De Britse kunstenaar Mark Leckey streek flamboyant neer in het Brusselse WIELS en dat impliceerde een overdadige portie kitsch voor de anders zo onberispelijk witte zalen van het museum. Of was het dan toch kunst? De excentrieke overzichtstentoonstelling Lending Enchantment to Vulgar Materials schept een helse trip door onze ongrijpbare samenleving.
De titel refereert aan een brief die de kubistische dichter Guillaume Apollinaire schreef aan zijn vriend Georges Méliès. De Fransman klopt zichzelf en zijn kameraad lustig op de borst omdat ze in staat zijn ‘het alledaagse te betoveren’. In de nagelnieuwe installatie “UniAddDumThs” oftewel “The Universal Addressability of Dumb Things” uit 2014 – die de hele eerste verdieping van het museum beslaat – brengt Leckey een gelijkaardige ode aan het triviale object. Voor de Brit voeden deze objecten in ons onderbewustzijn zich van ons idee van identiteit, verlangens, fantasie en herinnering. Misschien haalde de kunstenaar zijn mosterd wel bij de Franse socioloog en filosoof Maurice Halbwachs, die beweerde hoe het dagelijkse contact met objecten ons van een gevoel van veiligheid en stabiliteit voorziet.

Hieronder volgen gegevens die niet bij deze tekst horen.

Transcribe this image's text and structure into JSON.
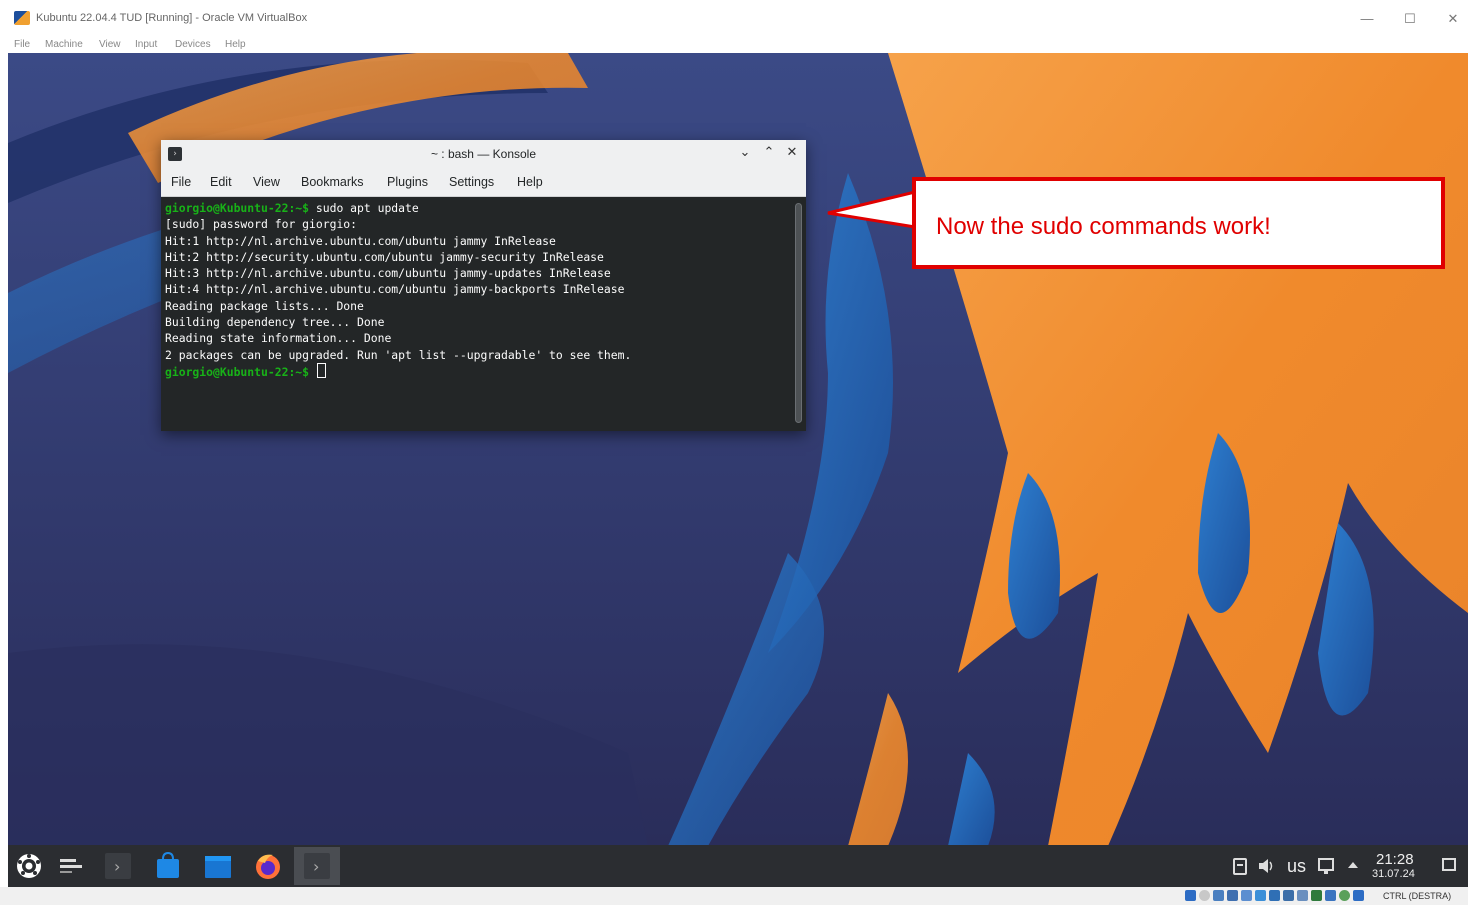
{
  "vbox": {
    "title": "Kubuntu 22.04.4 TUD [Running] - Oracle VM VirtualBox",
    "menu": [
      "File",
      "Machine",
      "View",
      "Input",
      "Devices",
      "Help"
    ],
    "controls": {
      "minimize": "—",
      "maximize": "☐",
      "close": "✕"
    },
    "status_hostkey": "CTRL (DESTRA)"
  },
  "konsole": {
    "title": "~ : bash — Konsole",
    "controls": {
      "minimize": "⌄",
      "maximize": "⌃",
      "close": "✕"
    },
    "menu": [
      "File",
      "Edit",
      "View",
      "Bookmarks",
      "Plugins",
      "Settings",
      "Help"
    ],
    "prompt": "giorgio@Kubuntu-22:~$",
    "command": " sudo apt update",
    "output": [
      "[sudo] password for giorgio:",
      "Hit:1 http://nl.archive.ubuntu.com/ubuntu jammy InRelease",
      "Hit:2 http://security.ubuntu.com/ubuntu jammy-security InRelease",
      "Hit:3 http://nl.archive.ubuntu.com/ubuntu jammy-updates InRelease",
      "Hit:4 http://nl.archive.ubuntu.com/ubuntu jammy-backports InRelease",
      "Reading package lists... Done",
      "Building dependency tree... Done",
      "Reading state information... Done",
      "2 packages can be upgraded. Run 'apt list --upgradable' to see them."
    ],
    "final_prompt": "giorgio@Kubuntu-22:~$"
  },
  "callout": {
    "text": "Now the sudo commands work!"
  },
  "taskbar": {
    "keyboard_layout": "us",
    "time": "21:28",
    "date": "31.07.24"
  },
  "colors": {
    "accent": "#e00000",
    "prompt": "#18b218",
    "terminal_bg": "#232627"
  }
}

Maar – zo ziet ook Leckey in – wanneer die objecten veranderen of in een andere context worden geplaatst, ontstaat een groot onbehagen bij de mens.
En dus ging Leckey enthousiast aan de slag met ‘de dingen’. Door bijvoorbeeld in “Felix The Cat”, de Amerikaanse cartoonfiguur op te blazen tot een gigantisch formaat, transformeert het aaibare en guitige katje tot een dreigend en haast psychopathisch wezen. “Cut out of a 13th century silver reliquary hand” toont een afbeelding van de zilveren kostbaarheid uit de middeleeuwen, uitgeknipt uit een modern blaadje. Zo inverteert Leckey handig adjectieven als luxueus of ordinair en relativeert hij de objecten vanuit hun plaats in ruimte en tijd. Eveneens de continuïteit van de dingen steekt de kop op, bijvoorbeeld het steeds weer opzoeken van angst. Dat gebeurt niet enkel in de middeleeuwse Satanbeelden, maar evengoed in de moderne videoclips van Aphex Twin.

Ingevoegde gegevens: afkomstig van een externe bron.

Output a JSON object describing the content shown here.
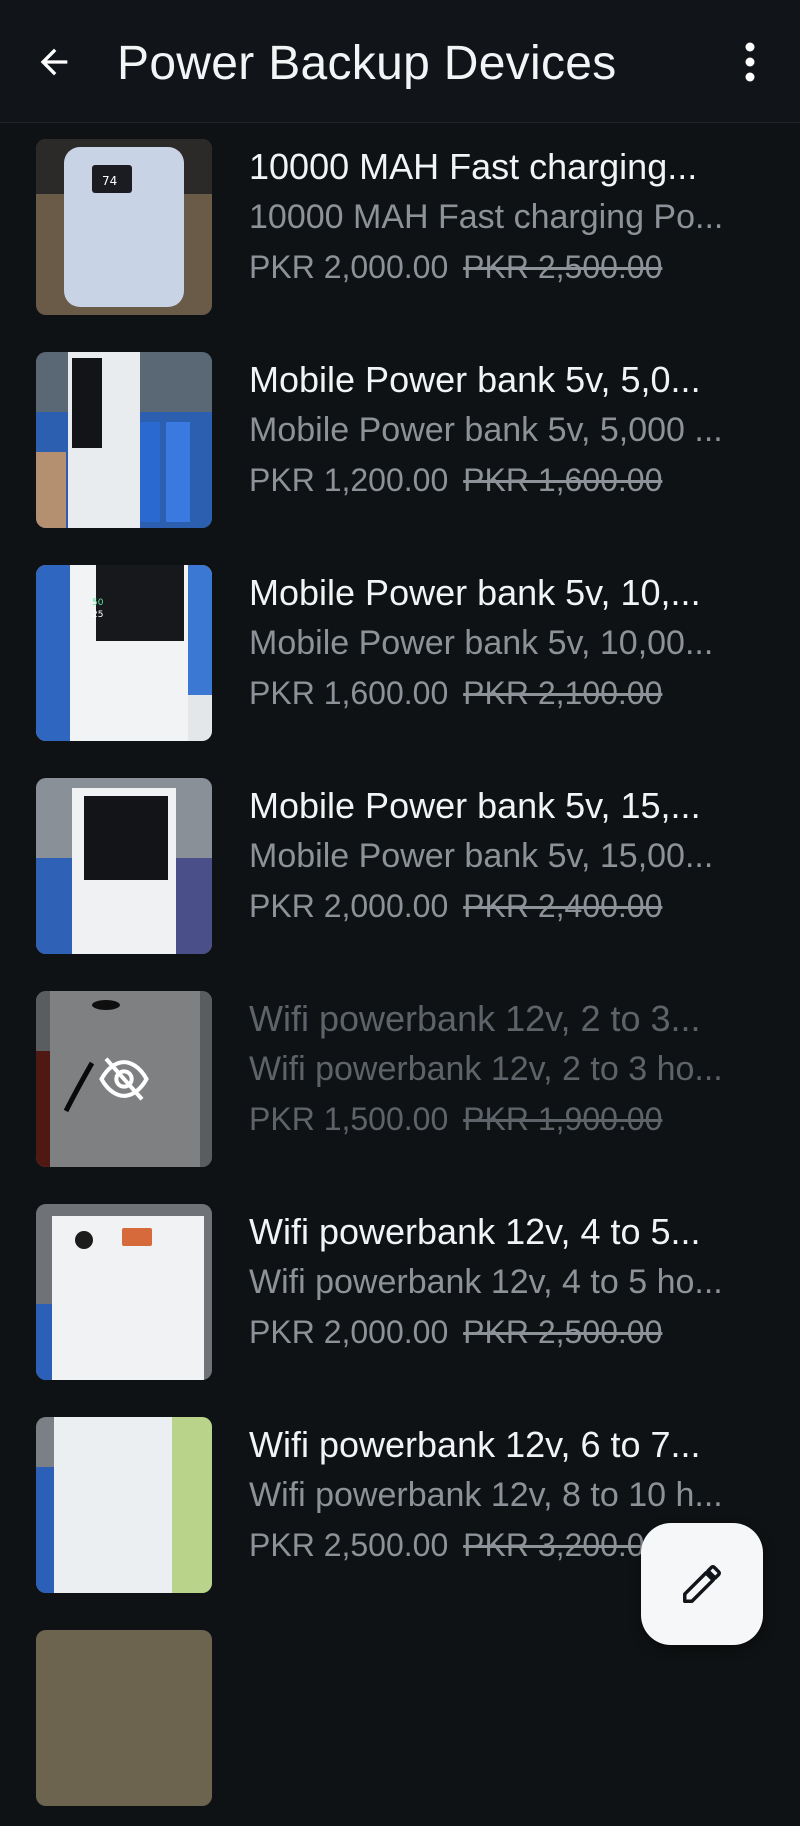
{
  "header": {
    "title": "Power Backup Devices",
    "back_icon": "arrow-left-icon",
    "menu_icon": "more-vertical-icon"
  },
  "items": [
    {
      "title": "10000 MAH Fast charging...",
      "subtitle": "10000 MAH Fast charging Po...",
      "price": "PKR 2,000.00",
      "old_price": "PKR 2,500.00"
    },
    {
      "title": "Mobile Power bank 5v, 5,0...",
      "subtitle": "Mobile Power bank 5v, 5,000 ...",
      "price": "PKR 1,200.00",
      "old_price": "PKR 1,600.00"
    },
    {
      "title": "Mobile Power bank 5v, 10,...",
      "subtitle": "Mobile Power bank 5v, 10,00...",
      "price": "PKR 1,600.00",
      "old_price": "PKR 2,100.00"
    },
    {
      "title": "Mobile Power bank 5v, 15,...",
      "subtitle": "Mobile Power bank 5v, 15,00...",
      "price": "PKR 2,000.00",
      "old_price": "PKR 2,400.00"
    },
    {
      "title": "Wifi powerbank 12v, 2 to 3...",
      "subtitle": "Wifi powerbank 12v, 2 to 3 ho...",
      "price": "PKR 1,500.00",
      "old_price": "PKR 1,900.00",
      "hidden_icon": "eye-off-icon"
    },
    {
      "title": "Wifi powerbank 12v, 4 to 5...",
      "subtitle": "Wifi powerbank 12v, 4 to 5 ho...",
      "price": "PKR 2,000.00",
      "old_price": "PKR 2,500.00"
    },
    {
      "title": "Wifi powerbank 12v, 6 to 7...",
      "subtitle": "Wifi powerbank 12v, 8 to 10 h...",
      "price": "PKR 2,500.00",
      "old_price": "PKR 3,200.00"
    }
  ],
  "fab": {
    "icon": "pencil-icon"
  },
  "colors": {
    "background": "#0f1214",
    "text_primary": "#f1f3f4",
    "text_secondary": "#8c9297",
    "fab_background": "#f6f7f8"
  }
}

Ook in “Monsters” onderzoekt Leckey de vormentaal van datgene dat zowel bekend als vreemd is. De reflecterende verf waarin hij enkele bekende kunsthistorische voorbeelden van monsters schildert, versterkt dit vertrouwde, doch zonderlinge gevoel dat eigenlijk garant staat voor de hele expositie. Ook het gele en blauwe licht dat de installaties op de tweede verdieping beschijnt, zou het vulgaire voorwerp – denk bijvoorbeeld aan een elektriciteitsmast – een zekere betovering verlenen. Maar het is bij deze essentie van de tentoonstelling dat net het schoentje knelt. De – ja, alweer – Franse filosoof en postmodernist Jean-François Lyotard beweert in zijn essay over “The Sublime and the The Avant-Garde” immers hoe noties als het amalgaam, de pastiche, de kitsch en het groteske de kunstwereld veroverd hebben. Maar wanneer de kunstenaar denkt dat hij hiermee ‘de geest van zijn tijd’ uitdrukt, reflecteert hij eigenlijk enkel over de geest van de markt en de economie. Jammerlijk genoeg trapt ook Mark Leckey in die valstrik.
Zo reproduceert Lending Enchantment to Vulgar Materials slechts de kermis, de ‘ratrace’ en de paranoia van de 21ste eeuw. De expo blijft – behalve dat vrij geslaagde psychologisch inzicht – steken in een vage parodie op de wereld die iets te griezelig lijkt op haar model. Een klein lichtpuntje blijken de oude video’s van de kunstenaar over het hardcore clubcircuit uit de jaren 90, maar die moet u verdomd hard zoeken in de kelder van het museum. Vergeet dus niet even langs de ondergrondse toiletten en lockers te passeren, en bij het verlaten van het museum best even uw psycholoog te contacteren. Wij denken dat het helpt.
Mark Leckey. Lending Enchantment to Vulgar Materials loopt nog tot 11 januari 2015 in WIELS, Brussel.